What she’d really like is for someone to describe her as quirky. Or wonderfully weird. Or unconventional. What she’d love is to know that Henry loves being with her because she makes everything more fun. Somehow. That she has some kind of take on life that is refreshing and maybe even whimsical. But she figures such people must bounce through life, excitedly pursuing its next adventure, following their hearts effortlessly, as they’ve learned to do. Such feats, she thinks, can’t be attained living nonchalantly. Miranda never wants to lose her chalants. What she’d like is for things to come together, to stop feeling like isn’t doing this painfully obvious thing that would turn her in to some kind of prodigy.
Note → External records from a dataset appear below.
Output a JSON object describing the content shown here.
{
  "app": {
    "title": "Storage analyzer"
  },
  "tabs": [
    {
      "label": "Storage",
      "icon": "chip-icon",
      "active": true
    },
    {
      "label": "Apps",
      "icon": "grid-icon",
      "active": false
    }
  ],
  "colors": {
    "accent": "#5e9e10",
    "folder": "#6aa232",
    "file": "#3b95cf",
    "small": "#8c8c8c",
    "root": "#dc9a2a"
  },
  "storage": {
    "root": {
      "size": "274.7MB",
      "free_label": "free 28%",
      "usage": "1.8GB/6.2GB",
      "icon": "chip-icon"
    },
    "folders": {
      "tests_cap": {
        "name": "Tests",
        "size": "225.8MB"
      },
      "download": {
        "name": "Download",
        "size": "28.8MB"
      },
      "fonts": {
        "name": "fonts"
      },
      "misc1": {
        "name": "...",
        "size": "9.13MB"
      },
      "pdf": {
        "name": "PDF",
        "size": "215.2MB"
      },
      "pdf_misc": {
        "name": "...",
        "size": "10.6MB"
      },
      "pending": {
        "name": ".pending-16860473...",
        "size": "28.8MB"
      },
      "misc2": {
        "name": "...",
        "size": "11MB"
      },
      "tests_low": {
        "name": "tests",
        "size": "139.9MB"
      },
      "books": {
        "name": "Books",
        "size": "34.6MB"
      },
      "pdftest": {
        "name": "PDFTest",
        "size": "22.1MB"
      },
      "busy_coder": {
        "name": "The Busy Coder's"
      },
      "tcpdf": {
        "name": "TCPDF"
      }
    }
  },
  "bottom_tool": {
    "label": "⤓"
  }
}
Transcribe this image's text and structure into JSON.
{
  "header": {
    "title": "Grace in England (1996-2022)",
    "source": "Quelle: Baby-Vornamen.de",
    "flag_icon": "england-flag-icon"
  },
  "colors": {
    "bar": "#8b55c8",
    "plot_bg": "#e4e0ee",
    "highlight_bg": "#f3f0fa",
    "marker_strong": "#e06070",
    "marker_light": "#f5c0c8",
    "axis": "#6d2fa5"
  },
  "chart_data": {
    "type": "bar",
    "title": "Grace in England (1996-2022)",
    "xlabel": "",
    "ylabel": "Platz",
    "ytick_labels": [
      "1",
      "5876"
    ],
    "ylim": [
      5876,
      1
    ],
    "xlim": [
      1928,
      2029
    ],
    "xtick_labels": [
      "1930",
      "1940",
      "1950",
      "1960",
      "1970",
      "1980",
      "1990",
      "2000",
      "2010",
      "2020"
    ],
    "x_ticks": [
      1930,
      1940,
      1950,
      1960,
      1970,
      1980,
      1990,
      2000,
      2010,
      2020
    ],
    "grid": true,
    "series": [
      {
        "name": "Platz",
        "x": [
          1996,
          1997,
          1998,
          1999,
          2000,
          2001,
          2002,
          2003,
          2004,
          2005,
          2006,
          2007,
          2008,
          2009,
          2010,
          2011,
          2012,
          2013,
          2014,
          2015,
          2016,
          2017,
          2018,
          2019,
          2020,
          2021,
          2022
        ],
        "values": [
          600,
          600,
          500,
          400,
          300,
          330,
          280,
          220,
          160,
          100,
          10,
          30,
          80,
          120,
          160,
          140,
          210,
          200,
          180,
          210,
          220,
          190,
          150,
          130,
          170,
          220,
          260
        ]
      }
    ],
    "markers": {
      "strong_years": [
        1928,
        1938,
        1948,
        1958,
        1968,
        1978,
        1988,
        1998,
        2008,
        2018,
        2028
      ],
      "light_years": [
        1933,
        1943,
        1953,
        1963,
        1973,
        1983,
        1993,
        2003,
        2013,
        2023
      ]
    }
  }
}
What she figures would help is a life philosophy. What she wants is an effervescent moment of insight, like ones from the movies, or that writers of weight loss articles in magazines have where on some far fetched day, either under certain spectacular circumstances or not, they saw something in particular differently than they had been doing all along and suddenly realized was wrong. Followed by an effortlessly summed up change of pattern, way of thinking, and living: ‘I simply attached my wagon to a different star. I finally put my eggs in to their proper basket. I attached myself to the right wagon. I changed courses. I changed direction. I started CBT. I sleep more. I eat better. Have increased energy during the day and prolonged endurance at night, and have noticed that nothing simply bothers me anymore. I stopped smoking. Switched to red wine – only one glass a day, even the queen does it – and uncluttered my seemingly hectic life. I ditched those that don’t truly inspire me and now only surround myself with positive, bright, enthusiastic people that I of course COULD live without, because I also sorted through my assorted dependency issues, but wouldn’t WANT to – and yet still manage to maintain a full time job in the company of people who only ever and always simplify my now uncluttered, enriched, evolving, nourishing, anti-aging, stress reducing, sexual drive increasing life.’
What she knows, is that she likes things to be quirky. She’s always found a poignancy in things that don’t appear to take themselves too seriously. She knows she wants something. She knows she sometimes feels like something still hasn’t happened yet. She knows there is a reason she finds comfort and inspiration in the idea that on any day, something might happen that has never happened before. But how does that translate in to a goal? How does she find out what it is? Because its there. And sometimes it’s screaming. What she doesn’t get, is how you can want something so badly, and not even know what it is?